In 1926 men in four laboratories, Dr. Ives of American Telephone & Telegraph, Dr. Alexanderson of General Electric, Baird of England., and Jenkins of Baltimore, were struggling with the problems of television. At that time Farnsworth said to Everson:

“They are trying to achieve television by mechanical scanning discs. I believe the speeds involved are too great for this method, and that nothing of a mechanical nature can accomplish the purpose.”

Farnsworth was then pioneering with photo-electric cells and cathode ray tubes. Today many other experimenters have followed his footsteps.

The Farnsworth set operates somewhat in this manner:

The picture to be transmitted is focused on a caesium coated silver surface within a lube. Each point in the picture gives off electrical impulses comparing in intensity to the lights and shadows of the picture. These charges, which are really flows of electrons, are focused by a solenoid which surrounds the tube. Alternating current scanning coils cause the electrical image to oscillate across a pin-point opening in the anode. The electron images coming through the hole are picked up and amplified in Farnsworth’s new “cold cathode” tube.

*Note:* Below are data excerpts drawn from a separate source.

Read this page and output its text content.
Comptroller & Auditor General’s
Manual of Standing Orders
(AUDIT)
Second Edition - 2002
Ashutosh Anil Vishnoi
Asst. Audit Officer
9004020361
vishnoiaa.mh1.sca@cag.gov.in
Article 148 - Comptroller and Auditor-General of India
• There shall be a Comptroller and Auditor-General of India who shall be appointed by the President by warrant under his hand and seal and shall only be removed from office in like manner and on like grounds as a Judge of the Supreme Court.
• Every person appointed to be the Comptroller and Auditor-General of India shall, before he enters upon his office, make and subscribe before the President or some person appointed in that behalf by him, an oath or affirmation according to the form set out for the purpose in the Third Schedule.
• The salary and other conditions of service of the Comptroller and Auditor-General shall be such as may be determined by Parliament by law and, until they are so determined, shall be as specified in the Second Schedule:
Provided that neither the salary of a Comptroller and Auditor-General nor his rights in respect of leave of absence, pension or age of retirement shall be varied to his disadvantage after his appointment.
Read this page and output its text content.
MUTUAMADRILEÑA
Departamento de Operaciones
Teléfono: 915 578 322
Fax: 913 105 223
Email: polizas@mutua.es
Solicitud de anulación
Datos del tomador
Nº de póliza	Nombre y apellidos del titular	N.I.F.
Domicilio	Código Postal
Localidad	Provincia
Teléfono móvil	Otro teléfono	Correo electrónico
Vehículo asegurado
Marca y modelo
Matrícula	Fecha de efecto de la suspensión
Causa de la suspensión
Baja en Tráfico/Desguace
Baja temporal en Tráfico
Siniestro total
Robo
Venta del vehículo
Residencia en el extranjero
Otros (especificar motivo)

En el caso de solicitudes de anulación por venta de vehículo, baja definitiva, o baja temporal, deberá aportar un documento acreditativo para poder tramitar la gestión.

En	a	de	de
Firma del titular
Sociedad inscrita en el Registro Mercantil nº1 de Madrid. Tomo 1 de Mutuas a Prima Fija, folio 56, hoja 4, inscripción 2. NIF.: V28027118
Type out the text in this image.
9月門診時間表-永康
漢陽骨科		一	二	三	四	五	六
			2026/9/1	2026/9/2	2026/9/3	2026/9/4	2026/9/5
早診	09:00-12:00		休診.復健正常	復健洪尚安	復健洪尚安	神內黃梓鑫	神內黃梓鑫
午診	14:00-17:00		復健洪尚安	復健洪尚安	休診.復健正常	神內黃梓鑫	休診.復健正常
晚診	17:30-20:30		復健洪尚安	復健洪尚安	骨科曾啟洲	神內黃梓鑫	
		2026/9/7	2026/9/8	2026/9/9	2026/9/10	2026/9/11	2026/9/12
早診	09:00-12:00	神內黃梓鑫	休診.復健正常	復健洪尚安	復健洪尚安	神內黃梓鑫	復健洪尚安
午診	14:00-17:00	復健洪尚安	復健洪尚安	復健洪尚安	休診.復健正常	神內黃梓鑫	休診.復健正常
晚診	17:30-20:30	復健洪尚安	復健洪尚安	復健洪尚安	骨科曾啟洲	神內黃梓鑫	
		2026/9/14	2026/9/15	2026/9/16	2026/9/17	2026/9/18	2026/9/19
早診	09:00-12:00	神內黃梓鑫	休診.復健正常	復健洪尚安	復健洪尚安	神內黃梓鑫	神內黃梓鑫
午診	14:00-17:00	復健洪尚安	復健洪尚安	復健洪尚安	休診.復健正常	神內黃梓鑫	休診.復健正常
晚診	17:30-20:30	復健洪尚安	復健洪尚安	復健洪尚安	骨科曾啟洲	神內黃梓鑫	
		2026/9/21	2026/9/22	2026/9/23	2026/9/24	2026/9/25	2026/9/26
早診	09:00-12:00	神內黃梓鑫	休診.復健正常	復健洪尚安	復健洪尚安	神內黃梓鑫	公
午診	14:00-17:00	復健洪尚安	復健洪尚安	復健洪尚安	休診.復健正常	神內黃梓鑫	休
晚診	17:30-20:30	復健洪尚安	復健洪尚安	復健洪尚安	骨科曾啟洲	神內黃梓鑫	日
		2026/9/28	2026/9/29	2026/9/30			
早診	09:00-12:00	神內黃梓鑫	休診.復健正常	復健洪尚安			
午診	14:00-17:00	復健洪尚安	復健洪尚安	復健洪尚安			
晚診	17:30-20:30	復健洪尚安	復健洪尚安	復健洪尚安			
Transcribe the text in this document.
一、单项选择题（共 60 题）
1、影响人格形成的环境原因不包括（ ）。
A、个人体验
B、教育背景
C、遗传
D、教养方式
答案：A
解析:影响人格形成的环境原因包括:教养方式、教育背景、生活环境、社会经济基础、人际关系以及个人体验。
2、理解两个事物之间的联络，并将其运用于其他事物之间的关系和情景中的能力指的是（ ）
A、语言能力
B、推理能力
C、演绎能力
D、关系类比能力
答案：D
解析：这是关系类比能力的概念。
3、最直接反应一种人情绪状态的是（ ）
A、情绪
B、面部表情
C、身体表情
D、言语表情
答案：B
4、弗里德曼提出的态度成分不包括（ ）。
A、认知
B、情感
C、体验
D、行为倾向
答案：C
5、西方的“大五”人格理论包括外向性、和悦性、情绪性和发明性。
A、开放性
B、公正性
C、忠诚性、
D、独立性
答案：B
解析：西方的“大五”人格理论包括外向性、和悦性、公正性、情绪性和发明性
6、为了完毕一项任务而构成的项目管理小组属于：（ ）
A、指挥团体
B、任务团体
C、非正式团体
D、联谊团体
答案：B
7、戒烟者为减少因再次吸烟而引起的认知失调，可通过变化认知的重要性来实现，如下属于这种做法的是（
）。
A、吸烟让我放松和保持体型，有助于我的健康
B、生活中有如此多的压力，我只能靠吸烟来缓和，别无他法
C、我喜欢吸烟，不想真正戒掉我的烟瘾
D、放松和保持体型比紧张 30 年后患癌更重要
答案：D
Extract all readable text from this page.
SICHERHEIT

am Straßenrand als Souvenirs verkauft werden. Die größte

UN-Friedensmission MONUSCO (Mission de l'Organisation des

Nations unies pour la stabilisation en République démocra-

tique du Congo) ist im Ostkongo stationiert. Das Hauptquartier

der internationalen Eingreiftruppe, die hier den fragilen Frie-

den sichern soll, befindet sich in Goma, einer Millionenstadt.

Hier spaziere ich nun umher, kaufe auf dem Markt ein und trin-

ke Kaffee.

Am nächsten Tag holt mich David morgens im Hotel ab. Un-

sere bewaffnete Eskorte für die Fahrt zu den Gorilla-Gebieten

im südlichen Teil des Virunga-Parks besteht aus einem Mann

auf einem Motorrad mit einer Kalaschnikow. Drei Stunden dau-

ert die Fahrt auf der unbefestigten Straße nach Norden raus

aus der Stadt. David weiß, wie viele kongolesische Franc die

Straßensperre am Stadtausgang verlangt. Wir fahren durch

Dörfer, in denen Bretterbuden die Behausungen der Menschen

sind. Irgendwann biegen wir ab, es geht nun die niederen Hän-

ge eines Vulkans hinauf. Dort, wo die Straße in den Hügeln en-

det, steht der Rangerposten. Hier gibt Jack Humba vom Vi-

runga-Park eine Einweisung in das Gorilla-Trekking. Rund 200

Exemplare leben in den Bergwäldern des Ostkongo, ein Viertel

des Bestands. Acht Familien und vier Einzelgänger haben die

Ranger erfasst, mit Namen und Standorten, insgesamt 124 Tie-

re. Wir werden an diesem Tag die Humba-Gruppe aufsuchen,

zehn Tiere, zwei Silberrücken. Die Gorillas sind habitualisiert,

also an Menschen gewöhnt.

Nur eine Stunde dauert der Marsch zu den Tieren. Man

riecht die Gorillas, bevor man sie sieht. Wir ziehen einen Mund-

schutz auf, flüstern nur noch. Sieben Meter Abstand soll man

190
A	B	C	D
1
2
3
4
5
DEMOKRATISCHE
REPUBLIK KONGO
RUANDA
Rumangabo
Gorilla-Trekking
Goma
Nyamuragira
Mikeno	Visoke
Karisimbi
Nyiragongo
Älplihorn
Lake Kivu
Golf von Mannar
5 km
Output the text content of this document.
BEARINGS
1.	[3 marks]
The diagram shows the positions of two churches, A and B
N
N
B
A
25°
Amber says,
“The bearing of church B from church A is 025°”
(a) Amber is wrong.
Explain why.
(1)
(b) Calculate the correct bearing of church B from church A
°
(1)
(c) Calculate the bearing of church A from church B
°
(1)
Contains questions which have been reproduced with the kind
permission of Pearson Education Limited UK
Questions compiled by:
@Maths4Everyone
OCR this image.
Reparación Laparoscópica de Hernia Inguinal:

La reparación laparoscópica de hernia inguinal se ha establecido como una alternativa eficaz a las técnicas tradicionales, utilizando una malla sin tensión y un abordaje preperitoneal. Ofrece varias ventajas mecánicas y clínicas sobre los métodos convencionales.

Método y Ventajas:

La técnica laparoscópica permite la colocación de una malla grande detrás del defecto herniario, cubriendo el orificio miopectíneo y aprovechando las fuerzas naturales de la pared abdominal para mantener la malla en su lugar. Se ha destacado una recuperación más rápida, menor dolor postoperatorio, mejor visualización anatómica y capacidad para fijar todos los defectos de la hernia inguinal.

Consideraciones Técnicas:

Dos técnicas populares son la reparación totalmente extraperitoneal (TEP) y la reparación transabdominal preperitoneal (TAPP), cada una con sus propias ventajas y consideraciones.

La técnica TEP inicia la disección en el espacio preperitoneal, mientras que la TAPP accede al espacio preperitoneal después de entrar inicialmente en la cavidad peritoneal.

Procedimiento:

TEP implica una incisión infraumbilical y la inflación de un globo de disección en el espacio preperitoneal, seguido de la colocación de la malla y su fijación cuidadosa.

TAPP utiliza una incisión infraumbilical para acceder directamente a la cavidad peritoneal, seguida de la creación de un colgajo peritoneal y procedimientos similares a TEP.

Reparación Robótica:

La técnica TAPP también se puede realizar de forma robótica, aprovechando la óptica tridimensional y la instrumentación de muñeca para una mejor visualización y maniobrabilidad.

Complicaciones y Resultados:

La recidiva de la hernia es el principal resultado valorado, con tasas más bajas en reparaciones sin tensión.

Multiplication of current is so intense that pictures or subjects can be picked up in almost any light, eliminating the necessity of Kleig or other artificial light for studio broadcasts. The transmitter has powers similar to that of the candid camera.

The outgoing picture waves are brought into the television receiver through an “electron gun,” a cathode ray tube. The set also picks up a synchronizing “pulse” to keep the receiver in step with the transmitter. The process, from the layman’s view, is really a reversal of the broadcast.

Scanning currents in the receiver sweep the cathode tube ray back and forth, the constant sweep building the visible picture on a fluorescent screen. The television picture is truly a quilt of quivering rays which, controlled, merge into a steady pattern.

Farnsworth has developed tubes that give an original picture nine inches square; a magnifying lens, such as he has placed on one receiver, makes it even larger.

Television Laboratories waited patiently for a year before announcing perfection of the apparatus. In the interim Farnsworth was busy with the “cold cathode” tube, a tube without filament or grid, to serve as the final link.

“We did not wish to make public any development that was not practical or foolproof,” Everson said.